Бывшие лицеисты в некотором потрясении встали и изобразили поклоны. Аракчеев же прошел к столу и, не спрашивая разрешения, сел. С улыбочкой, от которой многим становилось едва ли не хуже, чем от моего озарения. Вот и три товарища притихли.
– Делали, и не раз. Да вот не хочет Константин сам править, ни в какую. Господь милосердный, ну почему же такими дураками Россия полна? – воздел очи к потолку граф. – О, Александра Платоновна, новая люстра?

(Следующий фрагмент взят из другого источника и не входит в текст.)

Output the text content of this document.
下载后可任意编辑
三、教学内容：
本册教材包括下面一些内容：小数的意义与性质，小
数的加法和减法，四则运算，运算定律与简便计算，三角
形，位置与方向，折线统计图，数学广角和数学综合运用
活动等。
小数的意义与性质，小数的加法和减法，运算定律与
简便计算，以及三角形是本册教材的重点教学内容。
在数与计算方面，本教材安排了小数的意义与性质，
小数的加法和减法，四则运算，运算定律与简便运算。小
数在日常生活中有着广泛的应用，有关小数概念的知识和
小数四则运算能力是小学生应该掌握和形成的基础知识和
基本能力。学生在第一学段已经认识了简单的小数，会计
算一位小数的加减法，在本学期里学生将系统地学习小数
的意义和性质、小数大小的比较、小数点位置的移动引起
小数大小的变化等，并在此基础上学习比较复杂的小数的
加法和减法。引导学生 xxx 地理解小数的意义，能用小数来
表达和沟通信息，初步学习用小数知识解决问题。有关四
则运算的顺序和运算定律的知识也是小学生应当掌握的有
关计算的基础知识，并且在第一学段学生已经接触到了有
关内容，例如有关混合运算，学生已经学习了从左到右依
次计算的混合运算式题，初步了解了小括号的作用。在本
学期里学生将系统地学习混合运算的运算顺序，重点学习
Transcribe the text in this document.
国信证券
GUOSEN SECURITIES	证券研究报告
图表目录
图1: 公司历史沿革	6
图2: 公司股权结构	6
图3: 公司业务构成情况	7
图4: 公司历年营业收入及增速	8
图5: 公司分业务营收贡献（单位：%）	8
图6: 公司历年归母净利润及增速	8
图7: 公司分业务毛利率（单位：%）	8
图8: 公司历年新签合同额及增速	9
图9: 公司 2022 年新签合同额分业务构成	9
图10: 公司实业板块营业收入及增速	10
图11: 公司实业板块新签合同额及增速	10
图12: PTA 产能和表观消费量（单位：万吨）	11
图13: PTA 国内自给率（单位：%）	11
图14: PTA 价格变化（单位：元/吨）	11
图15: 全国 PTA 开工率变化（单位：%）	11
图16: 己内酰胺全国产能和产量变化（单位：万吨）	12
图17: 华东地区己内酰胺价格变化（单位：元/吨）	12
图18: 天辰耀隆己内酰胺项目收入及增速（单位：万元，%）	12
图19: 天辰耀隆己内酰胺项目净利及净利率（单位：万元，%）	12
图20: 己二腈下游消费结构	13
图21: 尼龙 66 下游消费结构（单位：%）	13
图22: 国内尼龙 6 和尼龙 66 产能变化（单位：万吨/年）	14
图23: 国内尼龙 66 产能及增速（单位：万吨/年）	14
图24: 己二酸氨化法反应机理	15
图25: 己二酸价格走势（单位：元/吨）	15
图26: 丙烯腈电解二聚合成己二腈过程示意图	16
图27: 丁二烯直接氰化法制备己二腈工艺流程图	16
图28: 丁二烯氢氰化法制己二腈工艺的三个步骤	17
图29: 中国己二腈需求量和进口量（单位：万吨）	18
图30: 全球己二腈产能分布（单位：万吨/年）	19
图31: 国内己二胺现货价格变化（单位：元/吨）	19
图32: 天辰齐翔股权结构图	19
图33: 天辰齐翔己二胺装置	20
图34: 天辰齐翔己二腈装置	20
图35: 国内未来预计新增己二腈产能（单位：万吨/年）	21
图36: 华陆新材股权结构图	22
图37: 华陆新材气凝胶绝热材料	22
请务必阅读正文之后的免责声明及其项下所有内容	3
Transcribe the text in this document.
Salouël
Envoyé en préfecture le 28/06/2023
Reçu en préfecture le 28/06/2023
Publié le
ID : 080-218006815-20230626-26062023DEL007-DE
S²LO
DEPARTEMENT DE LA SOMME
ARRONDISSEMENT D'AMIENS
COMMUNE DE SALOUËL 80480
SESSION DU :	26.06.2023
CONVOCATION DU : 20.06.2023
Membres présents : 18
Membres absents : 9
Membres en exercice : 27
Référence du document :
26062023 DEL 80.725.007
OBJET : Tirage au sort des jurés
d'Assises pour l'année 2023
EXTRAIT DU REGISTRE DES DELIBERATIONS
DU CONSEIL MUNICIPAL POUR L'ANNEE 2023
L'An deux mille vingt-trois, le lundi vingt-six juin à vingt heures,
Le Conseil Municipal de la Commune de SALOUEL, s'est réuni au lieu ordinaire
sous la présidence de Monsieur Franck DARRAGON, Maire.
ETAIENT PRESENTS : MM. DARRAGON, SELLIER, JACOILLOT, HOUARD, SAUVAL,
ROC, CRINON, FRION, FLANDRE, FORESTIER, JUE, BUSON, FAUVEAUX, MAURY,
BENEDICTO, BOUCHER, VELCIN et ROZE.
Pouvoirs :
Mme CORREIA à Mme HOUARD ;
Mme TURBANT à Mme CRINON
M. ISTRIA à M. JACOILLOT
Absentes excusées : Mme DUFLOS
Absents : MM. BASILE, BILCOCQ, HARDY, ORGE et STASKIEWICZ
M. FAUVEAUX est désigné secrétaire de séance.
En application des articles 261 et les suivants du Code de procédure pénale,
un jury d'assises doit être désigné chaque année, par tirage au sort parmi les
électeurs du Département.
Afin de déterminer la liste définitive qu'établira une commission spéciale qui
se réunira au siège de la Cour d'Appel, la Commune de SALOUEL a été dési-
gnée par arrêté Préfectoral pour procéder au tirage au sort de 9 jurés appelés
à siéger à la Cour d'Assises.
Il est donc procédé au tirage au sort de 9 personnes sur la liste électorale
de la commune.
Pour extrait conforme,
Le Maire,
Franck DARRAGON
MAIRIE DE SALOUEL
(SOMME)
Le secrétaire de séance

Я и сама с удивлением посмотрела вверх, как и все остальные. Ну да, бронзовое произведение искусства под античность, как это сейчас модно, на пять рожков, в которые Танька ежевечерне вставляет новые свечи. Для того у нее есть небольшая лесенка.
Вот ведь! Сбил этим дурацким паникадилом всех с мыслей и настроя!
– Какими судьбами, Алексей Андреевич, – мило спросила я.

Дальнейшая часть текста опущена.